Of course, the other reason I avoided Cy had to do with something else that happened later that same summer.
I had joined the girl's intramural soccer team as a way of keeping in training and possibly landing some scholarship money for my eventual transition to a University.
And one day, after a very intense and gruelingly hot practice, I walked in on "my parents."
I was covered in dirt, sweat, my hair sticking to the collar of my grass-stained uniform. All I wanted was to ditch my uniform in the wash before heading to the bathroom for a hot shower.
I passed by the den, where suddenly I heard sounds of hips slapping thighs and mom yipping like an excited pomeranian.

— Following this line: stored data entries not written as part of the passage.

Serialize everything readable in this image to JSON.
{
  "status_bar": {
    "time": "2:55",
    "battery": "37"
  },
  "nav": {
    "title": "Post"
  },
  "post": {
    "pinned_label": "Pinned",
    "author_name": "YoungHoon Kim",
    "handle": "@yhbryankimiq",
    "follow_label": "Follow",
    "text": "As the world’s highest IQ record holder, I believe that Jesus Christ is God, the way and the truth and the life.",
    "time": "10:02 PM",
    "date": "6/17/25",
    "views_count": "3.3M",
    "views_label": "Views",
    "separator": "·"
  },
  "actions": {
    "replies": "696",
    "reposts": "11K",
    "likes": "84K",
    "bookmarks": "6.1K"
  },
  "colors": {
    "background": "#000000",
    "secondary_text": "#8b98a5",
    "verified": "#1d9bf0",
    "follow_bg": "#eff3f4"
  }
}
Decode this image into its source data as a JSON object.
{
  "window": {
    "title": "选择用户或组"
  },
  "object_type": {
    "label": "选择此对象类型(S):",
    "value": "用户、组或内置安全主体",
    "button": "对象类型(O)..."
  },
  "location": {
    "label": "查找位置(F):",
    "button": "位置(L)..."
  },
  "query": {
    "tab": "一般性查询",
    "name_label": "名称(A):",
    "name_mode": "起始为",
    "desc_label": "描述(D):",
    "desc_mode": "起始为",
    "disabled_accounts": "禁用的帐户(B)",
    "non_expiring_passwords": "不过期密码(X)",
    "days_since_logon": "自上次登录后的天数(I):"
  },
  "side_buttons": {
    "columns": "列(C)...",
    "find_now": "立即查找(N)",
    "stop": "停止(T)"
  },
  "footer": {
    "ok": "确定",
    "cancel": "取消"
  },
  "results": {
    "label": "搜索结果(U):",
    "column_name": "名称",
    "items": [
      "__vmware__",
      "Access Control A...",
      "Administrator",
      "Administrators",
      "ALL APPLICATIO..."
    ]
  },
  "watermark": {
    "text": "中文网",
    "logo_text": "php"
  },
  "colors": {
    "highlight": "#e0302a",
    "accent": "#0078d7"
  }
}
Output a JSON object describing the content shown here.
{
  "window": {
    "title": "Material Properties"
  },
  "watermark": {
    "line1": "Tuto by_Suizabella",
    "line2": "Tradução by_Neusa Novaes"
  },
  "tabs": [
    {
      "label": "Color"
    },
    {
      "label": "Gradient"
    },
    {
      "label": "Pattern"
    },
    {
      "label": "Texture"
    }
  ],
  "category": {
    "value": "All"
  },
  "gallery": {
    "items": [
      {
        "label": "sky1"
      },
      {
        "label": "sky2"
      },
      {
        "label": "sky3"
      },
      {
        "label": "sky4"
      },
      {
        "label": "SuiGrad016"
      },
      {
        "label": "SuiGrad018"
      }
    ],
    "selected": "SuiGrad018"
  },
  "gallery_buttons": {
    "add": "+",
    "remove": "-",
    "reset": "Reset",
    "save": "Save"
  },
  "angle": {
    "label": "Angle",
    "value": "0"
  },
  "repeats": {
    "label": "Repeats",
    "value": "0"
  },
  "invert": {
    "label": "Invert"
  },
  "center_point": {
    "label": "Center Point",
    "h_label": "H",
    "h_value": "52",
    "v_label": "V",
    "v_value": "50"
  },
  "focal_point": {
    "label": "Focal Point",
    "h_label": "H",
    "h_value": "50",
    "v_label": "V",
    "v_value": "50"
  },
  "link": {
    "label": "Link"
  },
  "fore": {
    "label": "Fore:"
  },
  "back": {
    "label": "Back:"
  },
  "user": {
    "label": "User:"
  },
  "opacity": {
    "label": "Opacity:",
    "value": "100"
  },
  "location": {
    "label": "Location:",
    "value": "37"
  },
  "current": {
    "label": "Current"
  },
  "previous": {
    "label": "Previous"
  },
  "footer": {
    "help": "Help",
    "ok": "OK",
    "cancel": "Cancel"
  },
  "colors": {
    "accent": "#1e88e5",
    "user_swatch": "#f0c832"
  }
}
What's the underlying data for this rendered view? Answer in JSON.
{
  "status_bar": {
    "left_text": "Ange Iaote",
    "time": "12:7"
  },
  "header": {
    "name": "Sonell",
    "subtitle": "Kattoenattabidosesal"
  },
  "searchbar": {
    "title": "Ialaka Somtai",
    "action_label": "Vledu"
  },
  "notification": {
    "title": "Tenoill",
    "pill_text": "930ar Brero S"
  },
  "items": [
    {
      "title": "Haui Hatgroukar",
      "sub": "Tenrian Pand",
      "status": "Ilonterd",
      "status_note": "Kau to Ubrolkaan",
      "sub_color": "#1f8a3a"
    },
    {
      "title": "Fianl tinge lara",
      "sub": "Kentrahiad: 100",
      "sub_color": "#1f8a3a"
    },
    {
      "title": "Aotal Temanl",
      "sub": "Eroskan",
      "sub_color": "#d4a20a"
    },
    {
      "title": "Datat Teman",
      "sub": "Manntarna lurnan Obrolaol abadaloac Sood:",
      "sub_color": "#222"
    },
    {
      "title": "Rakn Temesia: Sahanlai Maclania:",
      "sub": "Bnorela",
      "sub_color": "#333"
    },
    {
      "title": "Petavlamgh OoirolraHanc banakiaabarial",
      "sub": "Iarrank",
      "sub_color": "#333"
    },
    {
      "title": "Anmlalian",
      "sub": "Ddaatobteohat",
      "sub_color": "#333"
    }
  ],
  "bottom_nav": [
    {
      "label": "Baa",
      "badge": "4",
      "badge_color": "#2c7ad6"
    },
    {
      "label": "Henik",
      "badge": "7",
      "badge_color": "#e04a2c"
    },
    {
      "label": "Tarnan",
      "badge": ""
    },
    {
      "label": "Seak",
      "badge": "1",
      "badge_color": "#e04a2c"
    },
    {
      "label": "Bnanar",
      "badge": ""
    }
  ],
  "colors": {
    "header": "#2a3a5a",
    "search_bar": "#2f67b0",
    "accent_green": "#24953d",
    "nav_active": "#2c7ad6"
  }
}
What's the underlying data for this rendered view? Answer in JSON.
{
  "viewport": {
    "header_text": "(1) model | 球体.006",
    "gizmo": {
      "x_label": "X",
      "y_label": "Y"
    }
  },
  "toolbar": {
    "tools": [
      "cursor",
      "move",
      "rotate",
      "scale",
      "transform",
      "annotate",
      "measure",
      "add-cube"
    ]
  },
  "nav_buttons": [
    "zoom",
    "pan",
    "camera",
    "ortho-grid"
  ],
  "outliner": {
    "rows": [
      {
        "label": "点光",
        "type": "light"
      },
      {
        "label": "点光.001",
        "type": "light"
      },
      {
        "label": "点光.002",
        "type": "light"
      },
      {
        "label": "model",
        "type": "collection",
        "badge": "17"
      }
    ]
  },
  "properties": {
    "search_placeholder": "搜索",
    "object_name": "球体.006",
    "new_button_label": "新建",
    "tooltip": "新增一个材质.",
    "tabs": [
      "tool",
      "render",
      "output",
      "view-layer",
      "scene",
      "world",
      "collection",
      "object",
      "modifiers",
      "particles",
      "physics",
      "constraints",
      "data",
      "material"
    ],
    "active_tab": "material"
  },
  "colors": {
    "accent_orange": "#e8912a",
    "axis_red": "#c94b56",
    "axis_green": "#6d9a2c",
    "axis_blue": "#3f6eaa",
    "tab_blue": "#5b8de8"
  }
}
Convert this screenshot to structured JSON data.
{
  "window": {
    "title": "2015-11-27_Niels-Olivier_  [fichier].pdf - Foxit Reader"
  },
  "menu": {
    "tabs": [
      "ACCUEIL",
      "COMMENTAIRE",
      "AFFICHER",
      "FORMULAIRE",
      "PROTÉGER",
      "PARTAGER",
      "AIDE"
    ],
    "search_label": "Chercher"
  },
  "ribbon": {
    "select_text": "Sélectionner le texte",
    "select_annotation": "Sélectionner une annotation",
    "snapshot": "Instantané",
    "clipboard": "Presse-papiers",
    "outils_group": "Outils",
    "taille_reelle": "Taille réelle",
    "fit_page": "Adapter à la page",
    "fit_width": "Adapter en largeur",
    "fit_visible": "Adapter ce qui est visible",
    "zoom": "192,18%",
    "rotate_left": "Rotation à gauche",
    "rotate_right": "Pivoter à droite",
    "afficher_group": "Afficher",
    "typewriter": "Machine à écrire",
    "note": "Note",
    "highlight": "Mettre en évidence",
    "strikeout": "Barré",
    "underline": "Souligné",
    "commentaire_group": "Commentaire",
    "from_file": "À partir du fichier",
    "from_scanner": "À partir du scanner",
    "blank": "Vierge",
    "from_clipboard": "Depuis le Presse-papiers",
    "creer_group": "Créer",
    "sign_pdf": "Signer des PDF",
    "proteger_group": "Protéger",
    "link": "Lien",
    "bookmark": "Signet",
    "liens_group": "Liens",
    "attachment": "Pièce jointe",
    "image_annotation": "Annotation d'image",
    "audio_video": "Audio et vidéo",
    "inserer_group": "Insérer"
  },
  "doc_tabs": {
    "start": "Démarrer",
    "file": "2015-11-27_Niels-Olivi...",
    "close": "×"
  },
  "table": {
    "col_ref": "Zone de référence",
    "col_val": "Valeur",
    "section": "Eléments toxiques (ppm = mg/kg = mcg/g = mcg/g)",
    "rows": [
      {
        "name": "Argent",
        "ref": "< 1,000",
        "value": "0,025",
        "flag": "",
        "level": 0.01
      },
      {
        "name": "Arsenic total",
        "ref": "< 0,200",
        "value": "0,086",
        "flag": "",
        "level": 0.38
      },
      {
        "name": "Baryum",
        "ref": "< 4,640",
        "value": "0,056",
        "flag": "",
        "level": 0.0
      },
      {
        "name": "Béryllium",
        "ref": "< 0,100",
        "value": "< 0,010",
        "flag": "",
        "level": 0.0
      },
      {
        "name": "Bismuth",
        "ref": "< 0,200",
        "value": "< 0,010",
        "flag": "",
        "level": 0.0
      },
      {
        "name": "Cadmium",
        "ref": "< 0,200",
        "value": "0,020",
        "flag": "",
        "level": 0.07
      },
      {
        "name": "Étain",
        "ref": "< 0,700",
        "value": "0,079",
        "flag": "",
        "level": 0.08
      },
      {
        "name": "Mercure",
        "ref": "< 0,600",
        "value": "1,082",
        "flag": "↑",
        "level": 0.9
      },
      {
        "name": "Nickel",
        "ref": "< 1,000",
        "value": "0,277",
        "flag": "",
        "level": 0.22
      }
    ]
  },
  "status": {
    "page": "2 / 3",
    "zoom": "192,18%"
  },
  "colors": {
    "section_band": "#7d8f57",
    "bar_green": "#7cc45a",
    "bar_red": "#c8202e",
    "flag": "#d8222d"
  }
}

I inched a glance around the door to find Cy, still in his uniform shirt, and mom, her house-showing skirt and blazer combo pulled up to her waist, as he corkscrewed into her.
I felt my eyes widen at the sight of the two of them together and realizing I was in nothing but a sports bra and panties, I beat a hasty retreat to my room. I dressed quickly in a spare uniform and then snuck downstairs to make a loud and pronounced entrance into the house. "Anybody here? I'm home!"
I'll never forget Cy appearing in the hallway a few moments later, tucking his shirttails into his uniform pants. He cooly ran his fingers through his dark black hair. "Hey, Kiddo," he smiled. "How was practice?"
He took in my flushed face and messy knees but puzzled over the cleanliness of my uniform.